Bis zur Vernichtung der jüdischen Gemeinde
Unmittelbar nach dem Brand setzte sich der Terror gegen die jüdische Gemeinde fort. Der liberale Rabbiner der Westendsynagoge, Georg Salzberger, wurde im Konzentrationslager Dachau inhaftiert. Nach seiner Freilassung im April 1939 gelang ihm die Emigration nach England, wo er Rabbiner der deutschsprachigen jüdischen Gemeinde Londons wurde.
Im sogenannten Judenvertrag vom 3. April 1939 wurde die jüdische Gemeinde Frankfurts gezwungen, ihre sämtlichen Liegenschaften weit unter Wert an die Stadt Frankfurt zu verkaufen. Die Abrisskosten der zerstörten Synagogen, deren Trümmer bereits im Januar 1939 beseitigt worden waren, wurden der Gemeinde vom Verkaufserlös abgezogen.
Die äußerlich kaum beschädigte Westendsynagoge blieb nach dem zwangsweisen Verkauf als einzige vom Abriss verschont. Während des Zweiten Weltkrieges diente sie als Möbellager für bombengeschädigte Frankfurter Bürger sowie als Kulissenlager für die Oper Frankfurt. Im März 1944 wurde sie durch Bomben getroffen, die erheblichen weiteren Schaden anrichteten.
Die Israelitische Gemeinde und die 1852 von ihr abgespaltene orthodoxe Israelitische Religionsgesellschaft wurden 1939 durch die Nationalsozialisten zwangsweise zur Jüdischen Gemeinde vereinigt.

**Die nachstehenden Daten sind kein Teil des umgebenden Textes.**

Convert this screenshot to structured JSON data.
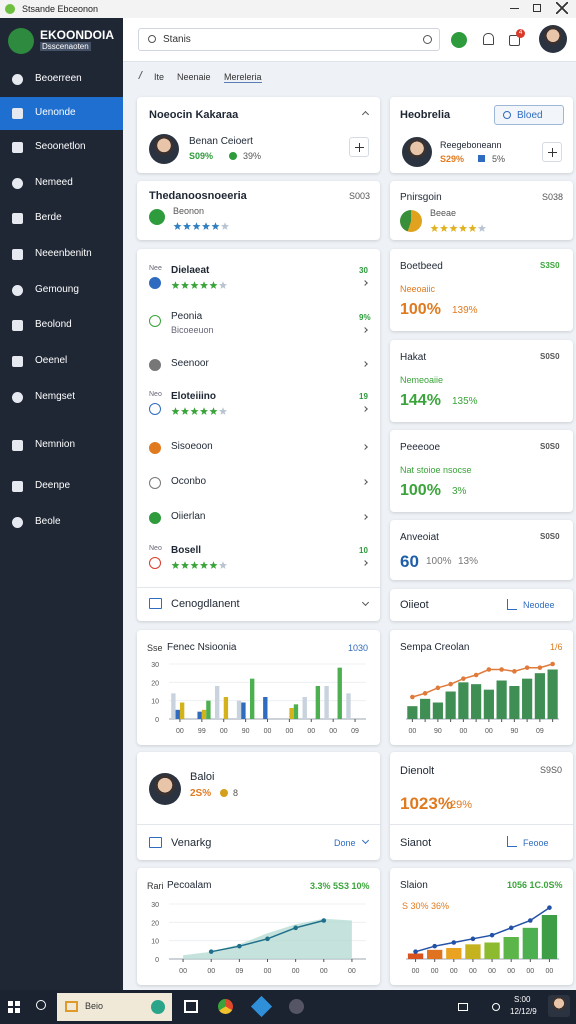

Zwischen Oktober 1941 und September 1942 wurden über 10.000 in Frankfurt gebliebene Juden in insgesamt zehn Transporten deportiert, zumeist nach Theresienstadt oder nach Majdanek. Nach dem letzten Transport blieben weniger als 300 Juden in der Stadt zurück, die zumeist in sogenannten Mischehen lebten oder Angestellte der Reichsvereinigung der Juden in Deutschland waren und Zwangsarbeit leisten mussten. Bis Mitte März 1945, zwei Wochen vor der Besetzung Frankfurts durch amerikanische Truppen am 26. März 1945, erfolgten immer wieder Deportationen, z. T. von Einzelpersonen, aber auch größere Transporte mit bis zu 300 Juden aus Frankfurt und Umgebung.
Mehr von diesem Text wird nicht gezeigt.